2. To take advantage of the various financial accounts as soon as you can.

3. To create systems for your finances, like using auto-bill pay, putting money into your IRA or savings account without thinking about it, and so on. Investing your money is not something that’s only for the ultra wealthy.

4. Remember to set aside not just money but also time. Managing your own finances and becoming financially literate are time-consuming and require active effort. If you don’t budget time for personal finance education — and later management of your finances — it’ll be harder to get done.

None of us are able to achieve success without some help along the way. Is there a particular person who you are grateful towards who helped get you to where you are? Can you share a story about that?

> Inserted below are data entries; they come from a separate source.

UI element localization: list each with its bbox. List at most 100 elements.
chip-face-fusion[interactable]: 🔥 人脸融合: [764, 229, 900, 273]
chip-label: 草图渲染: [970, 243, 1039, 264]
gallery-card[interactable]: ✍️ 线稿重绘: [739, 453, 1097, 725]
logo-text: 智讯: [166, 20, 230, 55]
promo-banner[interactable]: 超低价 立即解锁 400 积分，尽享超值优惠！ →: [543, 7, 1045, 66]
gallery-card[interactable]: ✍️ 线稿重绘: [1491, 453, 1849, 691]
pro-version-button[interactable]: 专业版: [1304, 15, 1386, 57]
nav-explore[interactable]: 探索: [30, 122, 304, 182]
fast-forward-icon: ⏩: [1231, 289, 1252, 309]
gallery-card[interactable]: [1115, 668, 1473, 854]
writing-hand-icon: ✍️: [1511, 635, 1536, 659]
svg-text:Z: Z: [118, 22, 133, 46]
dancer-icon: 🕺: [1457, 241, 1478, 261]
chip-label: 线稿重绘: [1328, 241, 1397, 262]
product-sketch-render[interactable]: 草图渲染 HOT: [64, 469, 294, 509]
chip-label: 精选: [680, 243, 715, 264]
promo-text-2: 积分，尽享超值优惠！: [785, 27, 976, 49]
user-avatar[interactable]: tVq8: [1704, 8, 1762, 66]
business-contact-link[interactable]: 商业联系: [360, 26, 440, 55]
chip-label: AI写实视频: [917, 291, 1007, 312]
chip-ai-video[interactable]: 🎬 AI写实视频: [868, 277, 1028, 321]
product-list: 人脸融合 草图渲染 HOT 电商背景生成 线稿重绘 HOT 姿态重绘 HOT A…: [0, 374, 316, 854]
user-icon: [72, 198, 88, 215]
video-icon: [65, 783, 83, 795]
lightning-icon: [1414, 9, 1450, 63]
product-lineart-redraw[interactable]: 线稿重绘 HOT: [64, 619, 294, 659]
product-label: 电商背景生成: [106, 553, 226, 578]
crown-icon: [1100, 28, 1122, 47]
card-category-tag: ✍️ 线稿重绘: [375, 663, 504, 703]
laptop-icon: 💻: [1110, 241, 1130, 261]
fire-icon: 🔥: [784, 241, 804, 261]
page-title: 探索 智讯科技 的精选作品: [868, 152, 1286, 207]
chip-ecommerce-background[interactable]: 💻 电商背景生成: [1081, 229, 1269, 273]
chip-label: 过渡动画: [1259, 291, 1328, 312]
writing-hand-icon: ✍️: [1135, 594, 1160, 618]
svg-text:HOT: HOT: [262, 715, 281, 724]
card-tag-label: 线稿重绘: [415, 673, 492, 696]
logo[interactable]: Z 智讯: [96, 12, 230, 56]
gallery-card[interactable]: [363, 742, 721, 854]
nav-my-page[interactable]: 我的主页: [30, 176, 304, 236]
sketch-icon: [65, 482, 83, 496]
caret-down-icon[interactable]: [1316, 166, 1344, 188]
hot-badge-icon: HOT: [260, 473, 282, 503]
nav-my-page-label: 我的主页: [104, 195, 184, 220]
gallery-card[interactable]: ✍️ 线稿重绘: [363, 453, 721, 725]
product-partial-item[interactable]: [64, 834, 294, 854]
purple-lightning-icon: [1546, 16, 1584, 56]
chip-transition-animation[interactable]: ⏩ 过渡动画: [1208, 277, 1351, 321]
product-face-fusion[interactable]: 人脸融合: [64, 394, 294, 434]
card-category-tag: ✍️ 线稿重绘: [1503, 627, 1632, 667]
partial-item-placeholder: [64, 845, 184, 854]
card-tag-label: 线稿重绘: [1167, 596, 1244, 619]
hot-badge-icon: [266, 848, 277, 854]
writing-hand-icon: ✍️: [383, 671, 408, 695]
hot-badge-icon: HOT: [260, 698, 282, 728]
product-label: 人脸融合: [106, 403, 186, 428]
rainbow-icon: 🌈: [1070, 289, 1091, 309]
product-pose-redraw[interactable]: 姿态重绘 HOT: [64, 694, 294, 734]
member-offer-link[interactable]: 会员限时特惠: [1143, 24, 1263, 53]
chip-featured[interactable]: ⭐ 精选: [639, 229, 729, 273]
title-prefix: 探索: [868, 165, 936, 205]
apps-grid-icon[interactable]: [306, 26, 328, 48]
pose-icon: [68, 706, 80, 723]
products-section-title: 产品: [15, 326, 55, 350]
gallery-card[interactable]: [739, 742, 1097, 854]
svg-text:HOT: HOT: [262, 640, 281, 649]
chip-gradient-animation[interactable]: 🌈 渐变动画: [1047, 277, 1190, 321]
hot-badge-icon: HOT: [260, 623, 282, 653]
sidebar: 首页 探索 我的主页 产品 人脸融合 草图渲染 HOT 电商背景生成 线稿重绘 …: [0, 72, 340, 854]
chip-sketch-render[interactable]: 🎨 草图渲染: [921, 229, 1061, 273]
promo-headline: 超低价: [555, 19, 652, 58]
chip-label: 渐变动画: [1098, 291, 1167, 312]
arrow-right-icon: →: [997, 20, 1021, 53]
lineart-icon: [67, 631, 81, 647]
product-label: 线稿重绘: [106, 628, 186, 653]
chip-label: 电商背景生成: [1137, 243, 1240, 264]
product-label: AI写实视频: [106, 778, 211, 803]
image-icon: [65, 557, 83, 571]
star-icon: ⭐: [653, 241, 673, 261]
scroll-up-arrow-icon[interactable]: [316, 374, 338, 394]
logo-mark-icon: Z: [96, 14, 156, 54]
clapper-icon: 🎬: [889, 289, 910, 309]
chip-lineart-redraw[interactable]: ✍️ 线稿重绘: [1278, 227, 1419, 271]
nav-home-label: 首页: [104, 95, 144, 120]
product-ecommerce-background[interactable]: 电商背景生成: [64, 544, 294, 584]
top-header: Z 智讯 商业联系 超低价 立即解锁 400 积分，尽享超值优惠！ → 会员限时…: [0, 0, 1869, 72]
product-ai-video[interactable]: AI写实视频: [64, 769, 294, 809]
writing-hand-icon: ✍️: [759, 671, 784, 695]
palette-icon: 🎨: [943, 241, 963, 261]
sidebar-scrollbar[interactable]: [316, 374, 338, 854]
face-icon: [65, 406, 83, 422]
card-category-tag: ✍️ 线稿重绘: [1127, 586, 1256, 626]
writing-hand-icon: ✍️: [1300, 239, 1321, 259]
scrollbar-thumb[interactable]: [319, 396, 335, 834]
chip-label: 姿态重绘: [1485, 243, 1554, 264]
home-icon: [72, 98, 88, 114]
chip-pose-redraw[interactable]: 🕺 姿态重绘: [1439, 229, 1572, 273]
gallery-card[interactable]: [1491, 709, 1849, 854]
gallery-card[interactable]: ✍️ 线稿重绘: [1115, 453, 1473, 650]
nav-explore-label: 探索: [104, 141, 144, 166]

There are too many people to name. I don’t think I would have achieved any bit of success without the support of friends, colleagues, family, and for that I feel so lucky. So much of my drive towards success came from people doubting me or my choice in projects, so I’m grateful for that, too. Most recently, my boyfriend and life partner has been instrumental in my success as a constant support team member for me. When I went through medical leave, he was there for me every step of the way as my closest friend. He has supported my career changes and believed in me wholeheartedly. As the son of a strong mother and badass businesswoman, he truly sees the world through a lens where women can and should do anything. Trust me when I say, I know how fortunate I am to have that level of support in my life now.

Can you please give us your favorite “Life Lesson Quote”? Can you share how that was relevant to you in your life?

“Asteya” is the name of our company andit’s my favorite mantra. When I took medical leave, I went to study at an ashram to be able to reconnect with my body and find a holistic, Eastern-medicine approach for managing my pain. That’s where I first learned of the yogic concept of Asteya. It means non-stealing — not taking more than you need from the earth, from others, or from yourself. Living by the value of Asteya encourages a circle of abundance and generosity, and I feel that we all need to be reminded of that at times. I even have an “Asteya” tattoo as a reminder to be generous with others and with myself. (I got this tattoo before we named the company Asteya :))

You are a person of great influence. If you could inspire a movement that would bring the most amount of good to the greatest amount of people, what would that be? You never know what your idea can trigger. 🙂

I’d love to start a wellness movement! I’m incredibly passionate about wellness, both on a personal level and in encouraging others to take tangible steps to incorporate wellness into their daily lives. My experience with fibromyalgia and needing to take medical leave taught me that wellness is a practice, something that you have to work to maintain, but it’s worth the extra effort. Even if you don’t have a chronic health condition, life in general just takes so much out of us physically and mentally. I see income protection as contributing greatly to a person’s overall well being, yet there’s a lot more to wellness beyond finances. If I could inspire people to devote just five minutes a day to actively work on their wellness — whether that means going for a short walk outside, practicing mindfulness, or taking time for self-care — I would be so gratified.

Thank you for the time you spent on this interview. We wish you only continued success.